Lipid rafts are cholesterol- and sphingomyelin-enriched microdomains that provide a highly saturated and viscous physicochemical microenvironment to promote protein-lipid and protein-protein interactions. We purified lipid rafts from human frontal cortex from normal, early motor stages of Parkinson's disease (PD) and incidental Parkinson's disease (iPD) subjects and analyzed their lipid composition. We observed that lipid rafts from PD and iPD cortices exhibit dramatic reductions in their contents of n-3 and n-6 long-chain polyunsaturated fatty acids, especially docosahexaenoic acid (22:6-n3) and arachidonic acid (20:4n-6). Also, saturated fatty acids (16:0 and 18:0) were significantly higher than in control brains. Paralleling these findings, unsaturation and peroxidability indices were considerably reduced in PD and iPD lipid rafts. Lipid classes were also affected in PD and iPD lipid rafts. Thus, phosphatidylserine and phosphatidylinositol were increased in PD and iPD, whereas cerebrosides and sulfatides and plasmalogen levels were considerably diminished. Our data pinpoint a dramatic increase in lipid raft order due to the aberrant biochemical structure in PD and iPD and indicate that these abnormalities of lipid rafts in the frontal cortex occur at early stages of PD pathology. The findings correlate with abnormal lipid raft signaling and cognitive decline observed during the development of these neurodegenerative disorders.

Figure 1

Western blot analyses of protein markers in fractions 1–6 from NSL, PD and PDi brain cortices. Equal amounts of total protein were used for NSL, PD and iPD samples. Standard molecular weight values are indicated (left).

Figure 2

Linear relationships for a subset of lipid parameters in lipid rafts from NSL, PD and iPD frontal cortices.
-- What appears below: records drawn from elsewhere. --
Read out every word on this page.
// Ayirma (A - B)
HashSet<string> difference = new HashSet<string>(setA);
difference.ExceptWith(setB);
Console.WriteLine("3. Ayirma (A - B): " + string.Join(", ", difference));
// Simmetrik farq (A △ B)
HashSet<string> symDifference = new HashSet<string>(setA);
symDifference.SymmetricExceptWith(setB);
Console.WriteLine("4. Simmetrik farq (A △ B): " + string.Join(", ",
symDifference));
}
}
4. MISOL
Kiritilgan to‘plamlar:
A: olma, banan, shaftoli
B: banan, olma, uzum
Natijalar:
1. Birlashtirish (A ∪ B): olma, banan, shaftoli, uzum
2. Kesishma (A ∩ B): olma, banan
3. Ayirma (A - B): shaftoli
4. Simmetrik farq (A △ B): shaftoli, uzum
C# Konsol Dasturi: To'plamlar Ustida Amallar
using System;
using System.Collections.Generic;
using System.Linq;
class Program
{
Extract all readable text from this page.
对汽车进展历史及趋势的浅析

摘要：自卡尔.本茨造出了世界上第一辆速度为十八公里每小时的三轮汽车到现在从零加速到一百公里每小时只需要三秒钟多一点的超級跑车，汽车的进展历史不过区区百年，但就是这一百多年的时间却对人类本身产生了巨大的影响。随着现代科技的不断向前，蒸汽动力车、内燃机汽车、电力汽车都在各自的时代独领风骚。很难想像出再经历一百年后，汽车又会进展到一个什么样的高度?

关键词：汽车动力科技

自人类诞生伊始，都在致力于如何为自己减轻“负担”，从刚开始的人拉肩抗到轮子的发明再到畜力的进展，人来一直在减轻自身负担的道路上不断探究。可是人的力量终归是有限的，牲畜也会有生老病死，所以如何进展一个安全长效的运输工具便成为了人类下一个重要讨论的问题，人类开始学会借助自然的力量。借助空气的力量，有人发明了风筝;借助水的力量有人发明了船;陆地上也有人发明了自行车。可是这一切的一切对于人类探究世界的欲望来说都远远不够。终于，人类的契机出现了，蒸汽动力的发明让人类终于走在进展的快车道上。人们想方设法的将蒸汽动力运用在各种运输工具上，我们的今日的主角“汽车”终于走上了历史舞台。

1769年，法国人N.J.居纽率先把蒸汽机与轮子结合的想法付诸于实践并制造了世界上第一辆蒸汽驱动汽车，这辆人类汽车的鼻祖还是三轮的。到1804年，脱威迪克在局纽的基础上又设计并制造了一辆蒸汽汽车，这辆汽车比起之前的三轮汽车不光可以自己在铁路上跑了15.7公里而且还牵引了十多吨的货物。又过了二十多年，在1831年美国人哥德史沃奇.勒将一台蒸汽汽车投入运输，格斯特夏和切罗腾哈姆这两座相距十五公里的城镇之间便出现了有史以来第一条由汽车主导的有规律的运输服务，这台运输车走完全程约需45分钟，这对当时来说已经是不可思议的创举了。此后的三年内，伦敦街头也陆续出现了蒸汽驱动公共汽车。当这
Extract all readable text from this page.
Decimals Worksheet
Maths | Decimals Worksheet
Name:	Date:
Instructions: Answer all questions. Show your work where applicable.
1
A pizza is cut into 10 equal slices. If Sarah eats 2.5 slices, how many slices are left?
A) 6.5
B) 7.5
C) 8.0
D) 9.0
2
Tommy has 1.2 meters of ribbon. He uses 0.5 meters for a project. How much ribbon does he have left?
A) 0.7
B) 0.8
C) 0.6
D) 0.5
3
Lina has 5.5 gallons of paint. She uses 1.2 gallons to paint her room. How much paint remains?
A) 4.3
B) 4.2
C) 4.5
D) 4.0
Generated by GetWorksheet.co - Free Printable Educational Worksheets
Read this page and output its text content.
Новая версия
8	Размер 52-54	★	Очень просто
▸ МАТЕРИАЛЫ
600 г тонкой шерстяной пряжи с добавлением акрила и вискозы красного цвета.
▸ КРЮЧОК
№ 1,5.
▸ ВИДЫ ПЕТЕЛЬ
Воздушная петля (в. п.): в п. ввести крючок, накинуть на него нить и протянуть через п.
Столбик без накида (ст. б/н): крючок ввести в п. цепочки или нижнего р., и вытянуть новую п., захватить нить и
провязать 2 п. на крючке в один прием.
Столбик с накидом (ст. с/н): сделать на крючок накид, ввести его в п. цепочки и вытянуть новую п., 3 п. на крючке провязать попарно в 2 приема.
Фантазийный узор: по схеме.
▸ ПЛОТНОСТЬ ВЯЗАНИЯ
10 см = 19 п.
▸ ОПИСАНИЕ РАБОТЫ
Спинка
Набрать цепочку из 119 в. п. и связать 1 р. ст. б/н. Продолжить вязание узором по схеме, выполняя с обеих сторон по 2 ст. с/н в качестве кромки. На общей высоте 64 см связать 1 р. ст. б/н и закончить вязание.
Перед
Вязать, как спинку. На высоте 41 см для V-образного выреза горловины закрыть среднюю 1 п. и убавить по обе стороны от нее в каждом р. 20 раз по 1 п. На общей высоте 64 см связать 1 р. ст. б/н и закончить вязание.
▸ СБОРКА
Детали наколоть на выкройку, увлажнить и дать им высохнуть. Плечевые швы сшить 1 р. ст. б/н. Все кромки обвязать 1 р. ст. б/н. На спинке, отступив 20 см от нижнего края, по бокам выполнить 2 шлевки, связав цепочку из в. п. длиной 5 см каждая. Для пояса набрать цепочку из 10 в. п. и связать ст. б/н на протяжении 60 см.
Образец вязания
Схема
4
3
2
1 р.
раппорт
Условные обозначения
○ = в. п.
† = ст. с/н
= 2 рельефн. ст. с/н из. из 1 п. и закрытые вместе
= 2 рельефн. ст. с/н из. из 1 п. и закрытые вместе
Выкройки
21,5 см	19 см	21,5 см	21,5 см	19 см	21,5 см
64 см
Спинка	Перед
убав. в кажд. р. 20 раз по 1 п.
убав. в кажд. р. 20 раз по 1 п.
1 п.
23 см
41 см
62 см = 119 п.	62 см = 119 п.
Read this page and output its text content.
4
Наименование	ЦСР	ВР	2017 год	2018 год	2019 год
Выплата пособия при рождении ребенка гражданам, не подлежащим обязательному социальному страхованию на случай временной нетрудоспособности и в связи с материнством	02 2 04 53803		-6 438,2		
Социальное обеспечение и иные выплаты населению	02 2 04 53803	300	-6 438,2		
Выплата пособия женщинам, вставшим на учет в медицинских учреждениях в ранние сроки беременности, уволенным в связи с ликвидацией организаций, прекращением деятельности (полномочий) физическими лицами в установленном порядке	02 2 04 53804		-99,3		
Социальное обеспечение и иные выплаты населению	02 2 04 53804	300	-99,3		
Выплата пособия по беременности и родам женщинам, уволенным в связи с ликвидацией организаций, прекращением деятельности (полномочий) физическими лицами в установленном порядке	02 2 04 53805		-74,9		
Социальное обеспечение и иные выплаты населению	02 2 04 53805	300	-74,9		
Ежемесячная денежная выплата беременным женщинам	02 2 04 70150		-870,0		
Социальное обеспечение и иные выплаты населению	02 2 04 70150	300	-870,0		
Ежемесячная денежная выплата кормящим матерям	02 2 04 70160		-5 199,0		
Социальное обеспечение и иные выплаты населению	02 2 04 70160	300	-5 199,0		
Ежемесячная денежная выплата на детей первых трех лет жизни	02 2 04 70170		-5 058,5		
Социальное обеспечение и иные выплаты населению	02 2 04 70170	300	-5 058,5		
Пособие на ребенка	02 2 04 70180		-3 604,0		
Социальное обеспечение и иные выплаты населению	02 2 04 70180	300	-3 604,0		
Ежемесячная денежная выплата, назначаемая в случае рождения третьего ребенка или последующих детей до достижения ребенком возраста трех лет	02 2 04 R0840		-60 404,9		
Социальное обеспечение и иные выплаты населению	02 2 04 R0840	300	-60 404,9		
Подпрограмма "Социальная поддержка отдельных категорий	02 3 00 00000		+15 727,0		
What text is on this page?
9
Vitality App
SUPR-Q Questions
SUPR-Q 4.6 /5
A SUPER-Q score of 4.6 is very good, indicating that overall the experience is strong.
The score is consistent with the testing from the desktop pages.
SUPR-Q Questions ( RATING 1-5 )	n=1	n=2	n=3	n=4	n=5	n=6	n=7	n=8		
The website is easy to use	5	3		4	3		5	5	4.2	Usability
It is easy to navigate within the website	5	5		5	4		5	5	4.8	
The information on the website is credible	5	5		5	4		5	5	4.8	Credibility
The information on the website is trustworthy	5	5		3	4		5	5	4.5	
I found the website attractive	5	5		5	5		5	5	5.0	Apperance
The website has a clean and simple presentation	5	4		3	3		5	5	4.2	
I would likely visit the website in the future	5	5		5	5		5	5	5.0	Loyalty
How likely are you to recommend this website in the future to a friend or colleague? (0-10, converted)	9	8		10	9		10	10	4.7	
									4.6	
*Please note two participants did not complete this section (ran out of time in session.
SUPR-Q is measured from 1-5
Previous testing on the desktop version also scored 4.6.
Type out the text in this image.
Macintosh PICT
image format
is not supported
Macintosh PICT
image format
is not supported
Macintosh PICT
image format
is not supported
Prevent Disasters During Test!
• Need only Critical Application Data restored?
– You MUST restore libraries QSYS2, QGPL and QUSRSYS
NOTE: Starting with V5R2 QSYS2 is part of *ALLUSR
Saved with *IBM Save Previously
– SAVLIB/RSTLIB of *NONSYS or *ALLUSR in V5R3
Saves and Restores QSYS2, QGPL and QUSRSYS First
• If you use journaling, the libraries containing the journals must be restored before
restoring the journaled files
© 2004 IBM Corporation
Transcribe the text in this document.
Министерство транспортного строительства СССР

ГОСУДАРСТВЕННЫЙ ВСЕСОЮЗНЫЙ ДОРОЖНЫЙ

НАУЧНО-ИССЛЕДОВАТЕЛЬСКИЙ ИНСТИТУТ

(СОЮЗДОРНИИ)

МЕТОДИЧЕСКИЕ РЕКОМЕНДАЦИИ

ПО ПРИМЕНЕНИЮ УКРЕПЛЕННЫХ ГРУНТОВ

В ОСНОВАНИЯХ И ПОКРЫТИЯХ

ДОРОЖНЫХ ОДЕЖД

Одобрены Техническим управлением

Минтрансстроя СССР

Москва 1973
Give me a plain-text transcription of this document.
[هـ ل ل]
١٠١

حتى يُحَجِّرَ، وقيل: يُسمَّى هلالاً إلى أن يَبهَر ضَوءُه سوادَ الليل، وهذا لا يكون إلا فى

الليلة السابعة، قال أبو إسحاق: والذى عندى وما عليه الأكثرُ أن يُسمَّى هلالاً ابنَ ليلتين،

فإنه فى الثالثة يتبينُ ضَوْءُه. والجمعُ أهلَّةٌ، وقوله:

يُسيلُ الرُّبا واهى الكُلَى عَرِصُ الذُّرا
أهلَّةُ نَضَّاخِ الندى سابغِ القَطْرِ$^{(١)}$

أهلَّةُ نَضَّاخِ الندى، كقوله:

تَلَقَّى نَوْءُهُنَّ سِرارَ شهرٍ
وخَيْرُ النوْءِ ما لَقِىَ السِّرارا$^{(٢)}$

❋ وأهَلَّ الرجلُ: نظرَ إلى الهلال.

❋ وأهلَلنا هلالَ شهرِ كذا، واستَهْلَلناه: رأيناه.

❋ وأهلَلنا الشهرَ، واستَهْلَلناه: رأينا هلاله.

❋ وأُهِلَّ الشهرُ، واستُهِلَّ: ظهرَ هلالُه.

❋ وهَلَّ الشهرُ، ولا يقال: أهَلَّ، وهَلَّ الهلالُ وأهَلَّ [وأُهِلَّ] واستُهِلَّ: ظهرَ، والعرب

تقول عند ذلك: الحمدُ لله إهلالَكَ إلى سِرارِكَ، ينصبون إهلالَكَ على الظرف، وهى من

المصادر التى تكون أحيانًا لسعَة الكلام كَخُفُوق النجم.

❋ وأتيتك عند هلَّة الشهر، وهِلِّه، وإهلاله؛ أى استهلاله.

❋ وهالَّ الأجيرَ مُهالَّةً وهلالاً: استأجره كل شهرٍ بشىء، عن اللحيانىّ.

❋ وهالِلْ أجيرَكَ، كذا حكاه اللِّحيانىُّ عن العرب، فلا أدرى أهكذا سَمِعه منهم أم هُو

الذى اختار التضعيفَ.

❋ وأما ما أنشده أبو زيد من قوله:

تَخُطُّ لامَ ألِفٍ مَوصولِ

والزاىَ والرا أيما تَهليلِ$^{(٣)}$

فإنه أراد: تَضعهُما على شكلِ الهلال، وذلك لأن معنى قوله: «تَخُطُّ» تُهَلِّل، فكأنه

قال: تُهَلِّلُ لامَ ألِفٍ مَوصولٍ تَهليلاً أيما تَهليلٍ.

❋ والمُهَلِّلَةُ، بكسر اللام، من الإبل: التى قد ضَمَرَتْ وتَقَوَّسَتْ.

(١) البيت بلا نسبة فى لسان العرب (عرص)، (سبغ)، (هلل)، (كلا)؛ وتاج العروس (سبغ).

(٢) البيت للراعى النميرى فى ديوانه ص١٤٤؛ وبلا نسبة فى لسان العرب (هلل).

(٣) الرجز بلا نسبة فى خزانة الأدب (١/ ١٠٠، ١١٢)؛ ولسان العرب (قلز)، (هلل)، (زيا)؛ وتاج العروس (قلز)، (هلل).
Correlation coefficients and statistical significance are indicated in the text. Units are expressed as mole percentage for all variables.

Figure 3

Discriminant function analyses of groups NSL, PD and iPD. In the scatterplot, centroids are represented (□). Table in the right panel shows the variable matrix structure for each canonical function. For details and interpretation, see Results and Discussion.

Figure 4

(A) Comparative analyses of main lipid classes and fatty acid contents and relevant indices between control and PD frontal cortex gray matter. Results are expressed as percent of change versus NSL group. Eight cases were analyzed in each group. *P < 0.1 and P < 0.05, respectively. (B) Analyses of the lipid raft-to-cortex ratios for representative lipid classes and fatty acid contents as well as for representative indices in the NSL and PD groups. Cortical and lipid raft were processed individually for each case. *P < 0.05, ** P < 0.01 and ***P < 0.005 compared with NSL group.